Biodiversité : le Gabon boucle son plan à la Sablière

Deux jours de travail à Libreville pour fixer la feuille de route nationale de protection de la nature.

Les 20 et 21 juillet, la Sablière à Libreville accueille un atelier décisif pour l'avenir des forêts et de la faune gabonaises. Onze ministres, cinq agences des Nations unies et une dizaine d'organisations internationales s'y retrouvent pour valider la nouvelle Stratégie et le Plan d'Action Nationaux pour la Biodiversité, le fameux SPANB. Un document technique, certes, mais dont dépendent la gestion des forêts, des parcs et des ressources dont vivent des milliers de familles à travers le pays.

Salle de réunion avec des participants discutant autour de documents lors d'un atelier sur la biodiversité
Ministres, experts onusiens et représentants d'ONG réunis à la Sablière pour finaliser la stratégie nationale sur la biodiversité.

Un rendez-vous mondial qui atterrit à Libreville

Derrière ce sigle un peu aride, le SPANB, se cache la traduction gabonaise d'un engagement pris à l'échelle planétaire : le cadre dit de Kunming-Montréal, adopté par la communauté internationale pour freiner la disparition des espèces et la destruction des écosystèmes. Chaque pays signataire doit désormais présenter sa propre copie, avec des objectifs chiffrés et un calendrier.

À Libreville, c'est la Direction générale de l'environnement qui pilote l'exercice.

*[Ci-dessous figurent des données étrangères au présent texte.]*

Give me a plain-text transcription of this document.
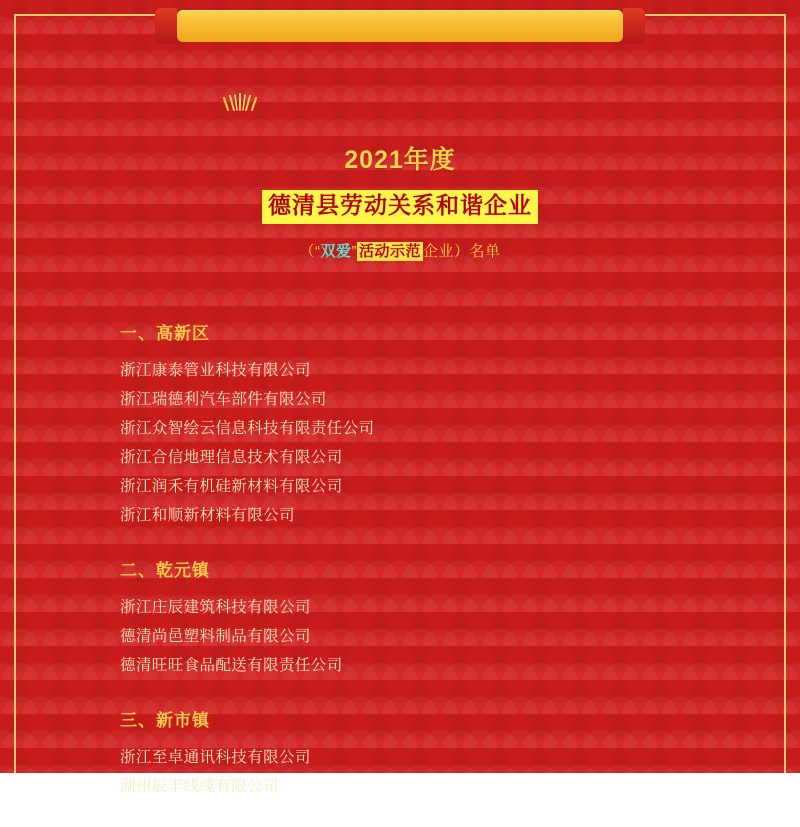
2021年度
德清县劳动关系和谐企业
（“双爱” 活动示范 企业）名单
一、高新区
浙江康泰管业科技有限公司
浙江瑞德利汽车部件有限公司
浙江众智绘云信息科技有限责任公司
浙江合信地理信息技术有限公司
浙江润禾有机硅新材料有限公司
浙江和顺新材料有限公司
二、乾元镇
浙江庄辰建筑科技有限公司
德清尚邑塑料制品有限公司
德清旺旺食品配送有限责任公司
三、新市镇
浙江至卓通讯科技有限公司
湖州辰丰线缆有限公司
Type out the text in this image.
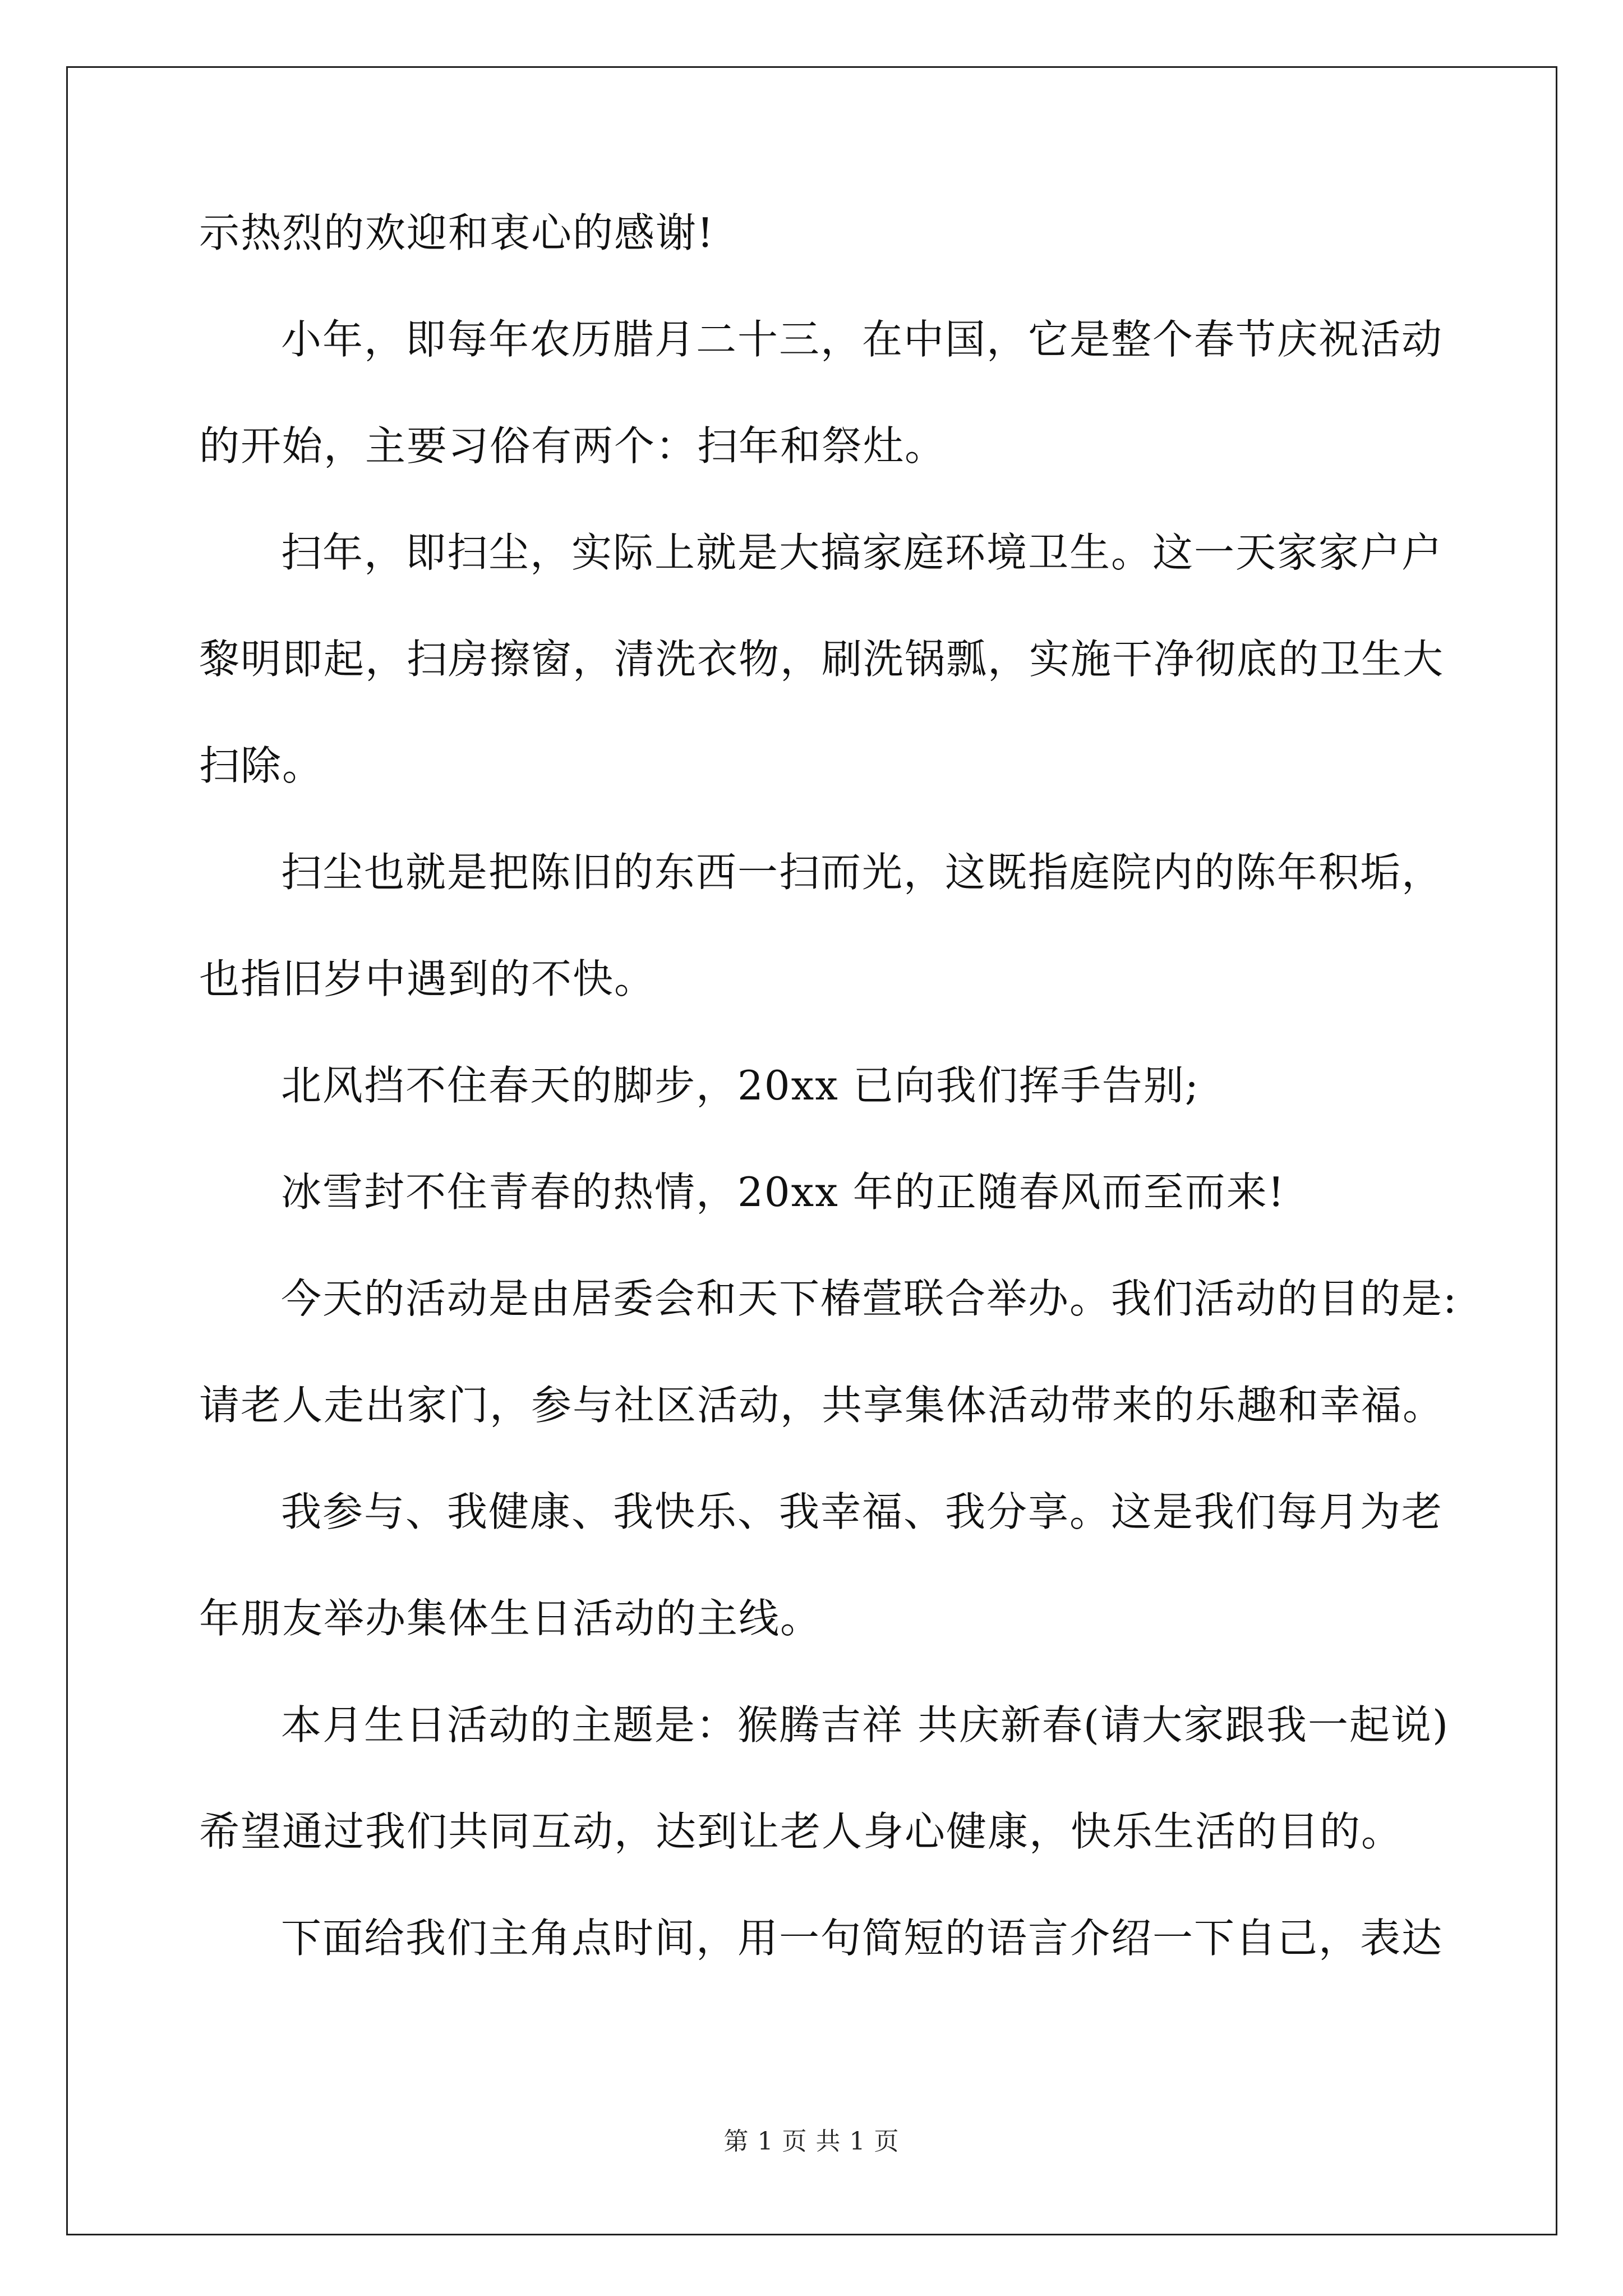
示热烈的欢迎和衷心的感谢!
小年，即每年农历腊月二十三，在中国，它是整个春节庆祝活动
的开始，主要习俗有两个：扫年和祭灶。
扫年，即扫尘，实际上就是大搞家庭环境卫生。这一天家家户户
黎明即起，扫房擦窗，清洗衣物，刷洗锅瓢，实施干净彻底的卫生大
扫除。
扫尘也就是把陈旧的东西一扫而光，这既指庭院内的陈年积垢，
也指旧岁中遇到的不快。
北风挡不住春天的脚步，20xx 已向我们挥手告别;
冰雪封不住青春的热情，20xx 年的正随春风而至而来!
今天的活动是由居委会和天下椿萱联合举办。我们活动的目的是:
请老人走出家门，参与社区活动，共享集体活动带来的乐趣和幸福。
我参与、我健康、我快乐、我幸福、我分享。这是我们每月为老
年朋友举办集体生日活动的主线。
本月生日活动的主题是：猴腾吉祥 共庆新春(请大家跟我一起说)
希望通过我们共同互动，达到让老人身心健康，快乐生活的目的。
下面给我们主角点时间，用一句简短的语言介绍一下自己，表达
第 1 页 共 1 页
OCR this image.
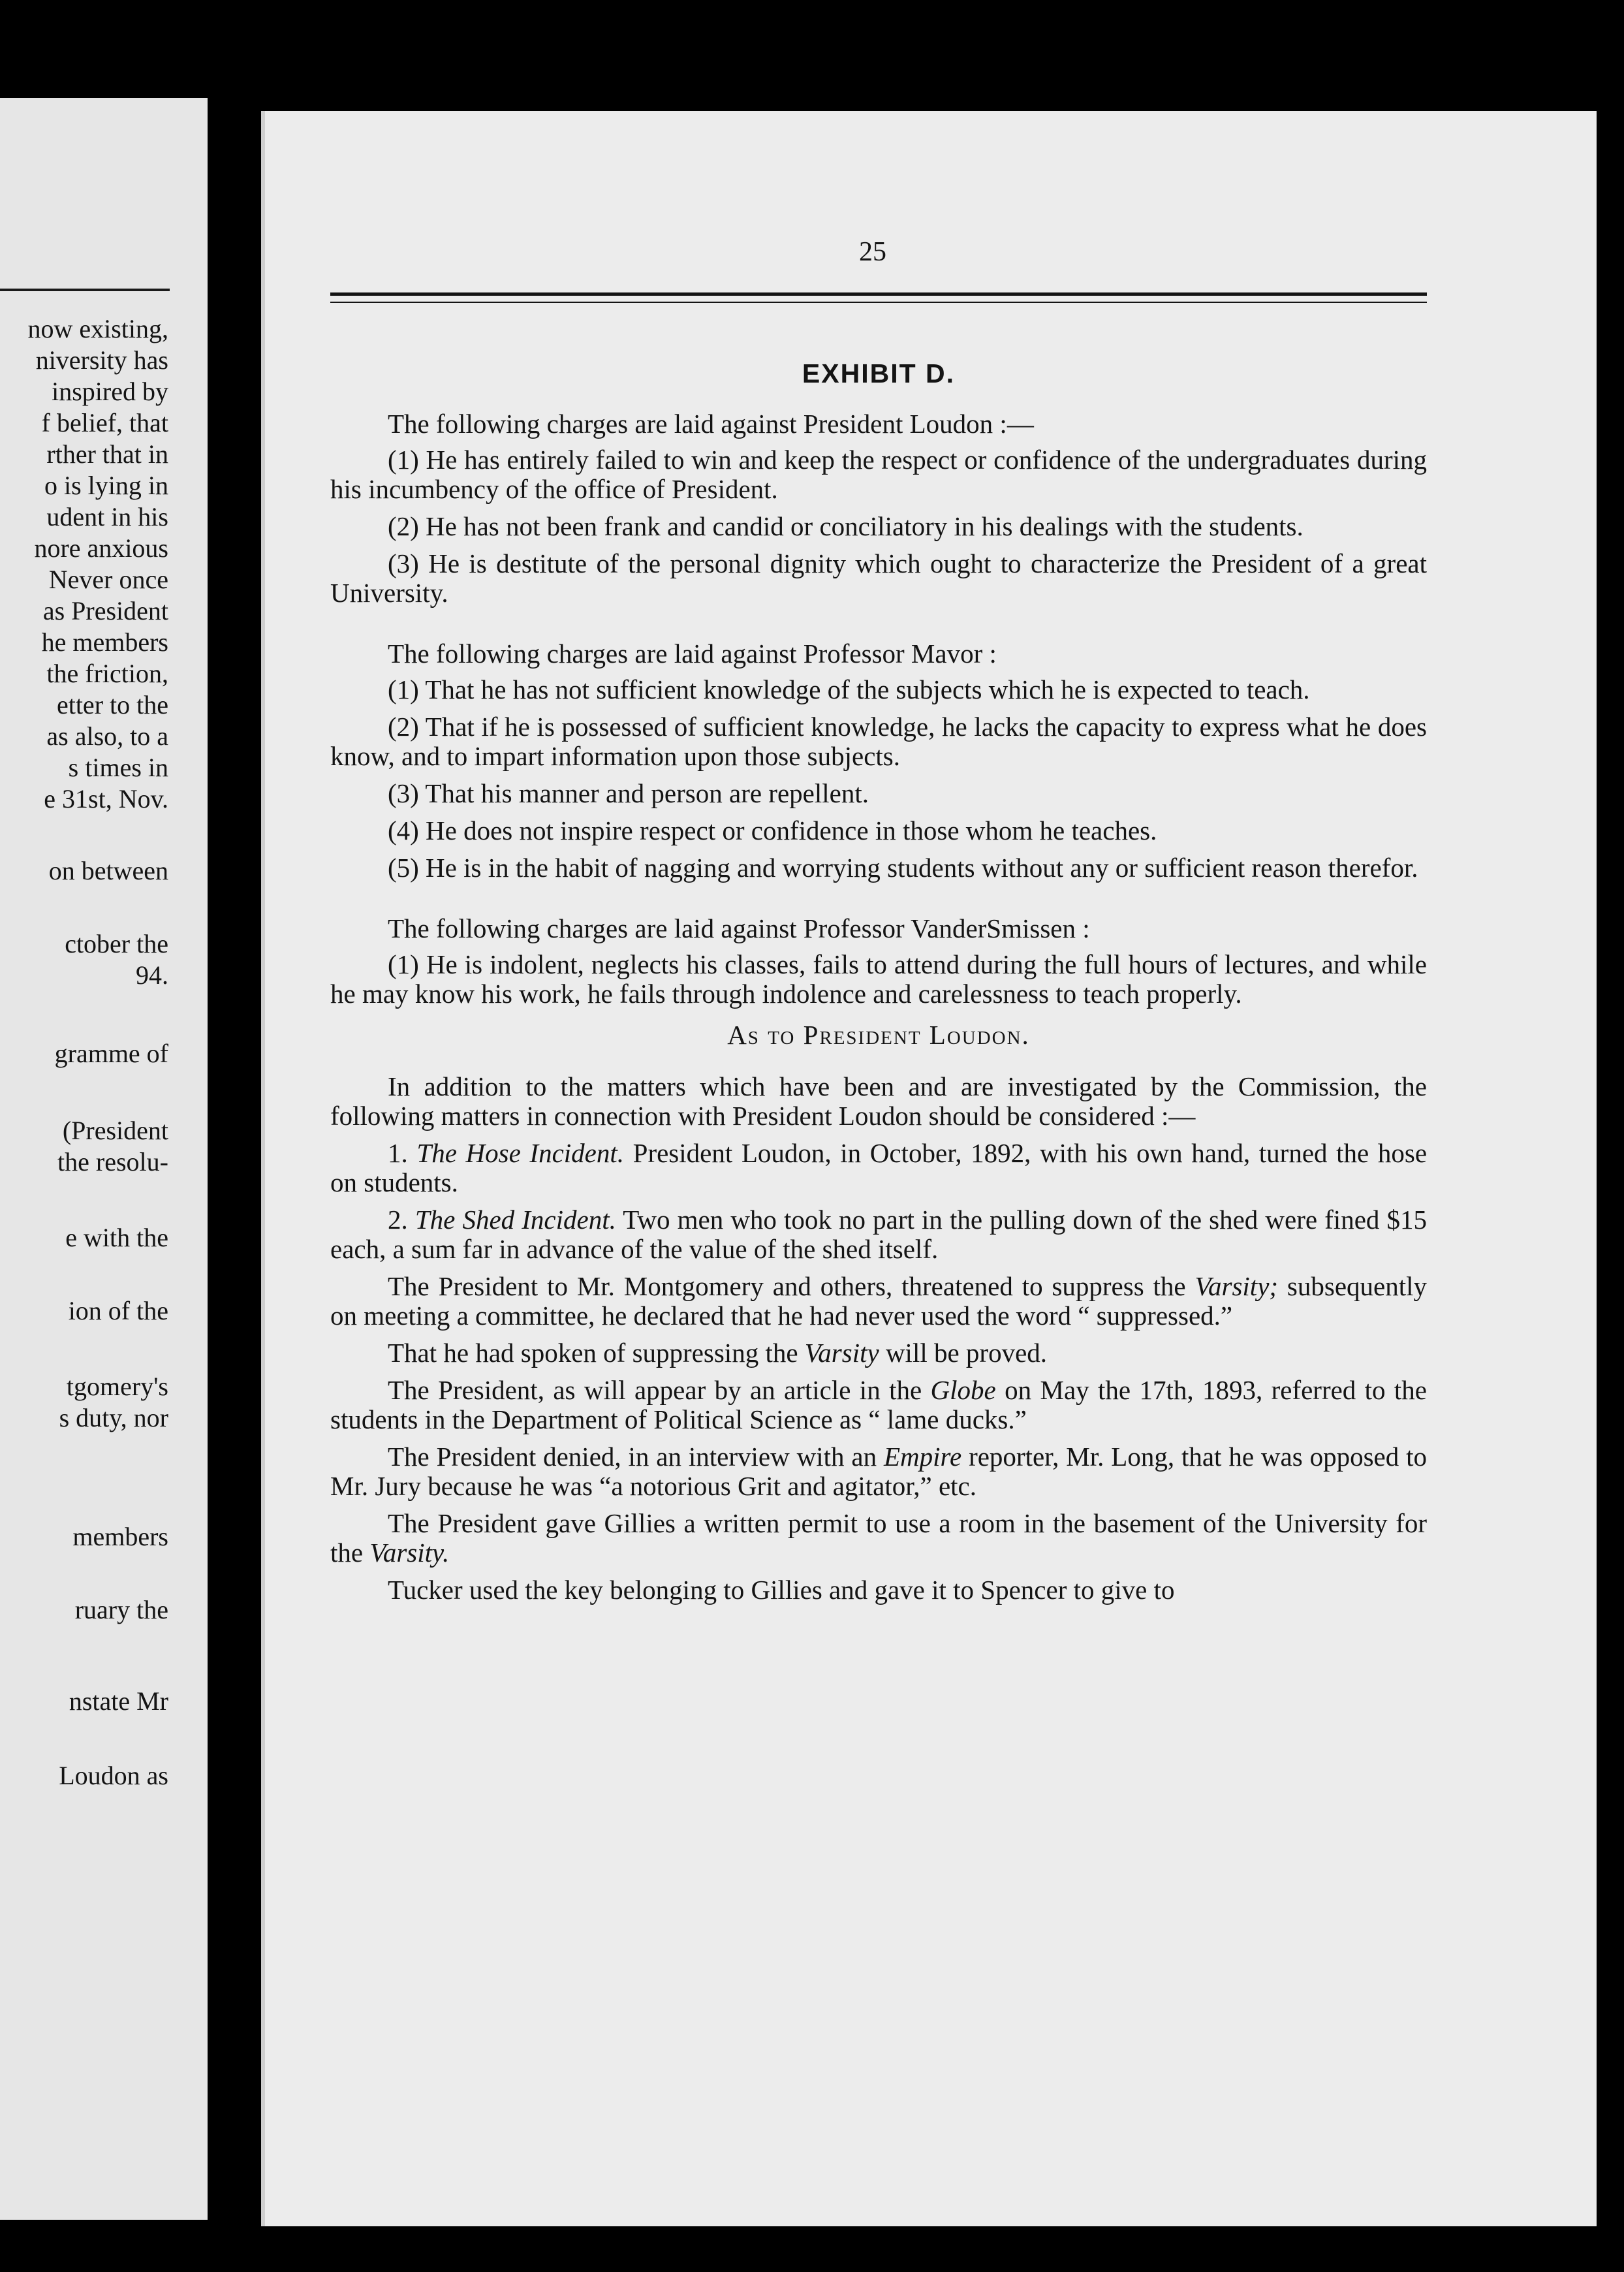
now existing,
niversity has
inspired by
f belief, that
rther that in
o is lying in
udent in his
nore anxious
Never once
as President
he members
the friction,
etter to the
as also, to a
s times in
e 31st, Nov.
on between
ctober the
94.
gramme of
(President
the resolu-
e with the
ion of the
tgomery's
s duty, nor
members
ruary the
nstate Mr
Loudon as
25
EXHIBIT D.

The following charges are laid against President Loudon :—

(1) He has entirely failed to win and keep the respect or confidence of the undergraduates during his incumbency of the office of President.

(2) He has not been frank and candid or conciliatory in his dealings with the students.

(3) He is destitute of the personal dignity which ought to characterize the President of a great University.

The following charges are laid against Professor Mavor :

(1) That he has not sufficient knowledge of the subjects which he is expected to teach.

(2) That if he is possessed of sufficient knowledge, he lacks the capacity to express what he does know, and to impart information upon those subjects.

(3) That his manner and person are repellent.

(4) He does not inspire respect or confidence in those whom he teaches.

(5) He is in the habit of nagging and worrying students without any or sufficient reason therefor.

The following charges are laid against Professor VanderSmissen :

(1) He is indolent, neglects his classes, fails to attend during the full hours of lectures, and while he may know his work, he fails through indolence and carelessness to teach properly.

As to President Loudon.

In addition to the matters which have been and are investigated by the Commission, the following matters in connection with President Loudon should be considered :—

1. The Hose Incident. President Loudon, in October, 1892, with his own hand, turned the hose on students.

2. The Shed Incident. Two men who took no part in the pulling down of the shed were fined $15 each, a sum far in advance of the value of the shed itself.

The President to Mr. Montgomery and others, threatened to suppress the Varsity; subsequently on meeting a committee, he declared that he had never used the word “ suppressed.”

That he had spoken of suppressing the Varsity will be proved.

The President, as will appear by an article in the Globe on May the 17th, 1893, referred to the students in the Department of Political Science as “ lame ducks.”

The President denied, in an interview with an Empire reporter, Mr. Long, that he was opposed to Mr. Jury because he was “a notorious Grit and agitator,” etc.

The President gave Gillies a written permit to use a room in the basement of the University for the Varsity.

Tucker used the key belonging to Gillies and gave it to Spencer to give to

Pendant deux jours, ministres, experts onusiens et représentants d'ONG doivent aligner les ambitions gabonaises sur les cibles fixées au niveau mondial, tout en tenant compte des réalités du terrain : massifs forestiers, parcs nationaux, zones de pêche, terroirs villageois.

Ce que ça change concrètement

Pour un habitant de Makokou, de Gamba ou d'un village riverain d'un parc national, ce document n'est pas qu'une affaire de diplomates. Le SPANB doit servir de socle aux futures décisions sur la gestion des forêts, la lutte contre le braconnage, ou encore le partage des retombées de la conservation avec les communautés locales. C'est aussi sur cette base que le Gabon pourra continuer à mobiliser des financements internationaux dédiés à la protection de sa biodiversité, l'une des plus riches d'Afrique centrale.

La présence de cinq agences des Nations unies et d'une dizaine d'ONG traduit l'enjeu : le Gabon, souvent cité comme modèle de préservation forestière sur le continent, doit montrer qu'il transforme ces engagements internationaux en politique nationale applicable, et pas seulement en promesses de tribune.

Prochaines étapes

À l'issue de l'atelier, le document validé doit encore suivre un circuit de validation avant sa mise en œuvre effective. Les autorités n'ont pas communiqué, à ce stade, de calendrier détaillé pour le déploiement des mesures sur le terrain. Reste que ce travail de deux jours à la Sablière fixe, pour les prochaines années, la ligne que le pays entend suivre pour concilier développement et préservation de son patrimoine naturel.